Março marca o quinto aniversário dos primeiros protestos contra a ditadura de Bashar al-Assad na Síria. A primeira manifestação pró-democracia, em 15 de março de 2011, pacífica, foi reprimida com violência pelo governo de Damasco. Hoje, o país está destroçado: há cálculos de que a guerra já custou à Síria mais de 600 bilhões de dólares. Os líderes das primeiras revoltas estão no exílio na Turquia ou no Líbano e os rebeldes moderados das primeiras horas foram perdendo território, para as tropas de Al-Assad de um lado, e, de outro, os terroristas armados do Estado Islâmico, que ocupou o vácuo onde a estrutura do estado fora destruída nos confrontos entre grupos rebeldes e forças do governo. Há lideranças pró-democracia que, em retrospecto, dizem que o erro da oposição ao ditador foi, primeiro, pegar em armas, e depois, não rejeitar desde o início os militantes do EI que se juntavam a eles nos protestos contra o governo.

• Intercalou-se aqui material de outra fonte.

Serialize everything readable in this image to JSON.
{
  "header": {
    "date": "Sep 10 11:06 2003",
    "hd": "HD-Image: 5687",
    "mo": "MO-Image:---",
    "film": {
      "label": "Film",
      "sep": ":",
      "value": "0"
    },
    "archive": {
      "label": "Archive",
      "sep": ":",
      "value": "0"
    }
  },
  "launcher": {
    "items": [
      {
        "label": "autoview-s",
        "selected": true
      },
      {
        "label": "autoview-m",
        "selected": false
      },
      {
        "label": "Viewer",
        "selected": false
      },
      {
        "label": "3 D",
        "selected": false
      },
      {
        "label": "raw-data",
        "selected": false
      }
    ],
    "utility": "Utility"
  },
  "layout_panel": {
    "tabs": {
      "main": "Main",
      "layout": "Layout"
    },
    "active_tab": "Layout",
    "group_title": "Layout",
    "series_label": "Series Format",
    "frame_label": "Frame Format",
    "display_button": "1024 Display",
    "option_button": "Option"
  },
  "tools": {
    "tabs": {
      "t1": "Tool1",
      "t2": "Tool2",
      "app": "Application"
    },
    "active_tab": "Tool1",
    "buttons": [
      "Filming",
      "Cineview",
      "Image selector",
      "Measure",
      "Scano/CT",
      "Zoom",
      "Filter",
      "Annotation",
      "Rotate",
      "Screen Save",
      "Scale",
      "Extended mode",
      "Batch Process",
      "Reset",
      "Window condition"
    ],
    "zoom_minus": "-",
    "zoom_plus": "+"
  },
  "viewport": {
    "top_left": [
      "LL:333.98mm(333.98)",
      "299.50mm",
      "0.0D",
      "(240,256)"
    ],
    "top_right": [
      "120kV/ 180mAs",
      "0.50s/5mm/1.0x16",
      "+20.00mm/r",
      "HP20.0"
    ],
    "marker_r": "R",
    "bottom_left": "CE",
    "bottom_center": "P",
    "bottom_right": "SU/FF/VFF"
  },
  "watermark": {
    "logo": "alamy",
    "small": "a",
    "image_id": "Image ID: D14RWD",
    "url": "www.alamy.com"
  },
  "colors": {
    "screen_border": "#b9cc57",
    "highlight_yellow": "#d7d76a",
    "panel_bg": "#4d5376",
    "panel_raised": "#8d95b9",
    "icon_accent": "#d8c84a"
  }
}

Junto com as armas, os mortos, e os feridos, o conflito se internacionalizou, pelos apoios do exterior aos diferentes grupos envolvidos. Al-Assad tem apoio militar da Rússia e, direta e indiretamente, do Irã. Os Estados Unidos durante algum tempo deram apoio material ao grupo que se denomina Exército Livre da Síria, porém mais tarde se concentraram em formar uma coalizão cujo principal objetivo é combater o EI na Síria.  A crise dos refugiados na Europa escancarou que a guerra na Síria havia se transformado em tragédia humanitária que atingia o mundo inteiro. Quando, desde o ano passado, a ONU negociava o cessar-fogo, Estados Unidos e Rússia estavam na mesa de negociações e determinavam o seu sucesso ou o seu fracasso. A União Europeia não fazia parte ostensivamente dessas negociações para uma transição na Síria, mas é claro que tem algum poder sobre as decisões, na medida em que vêm da Europa, sobretudo da Alemanha, as principais sanções contra a Rússia que ainda restam por sua intervenção na Ucrânia.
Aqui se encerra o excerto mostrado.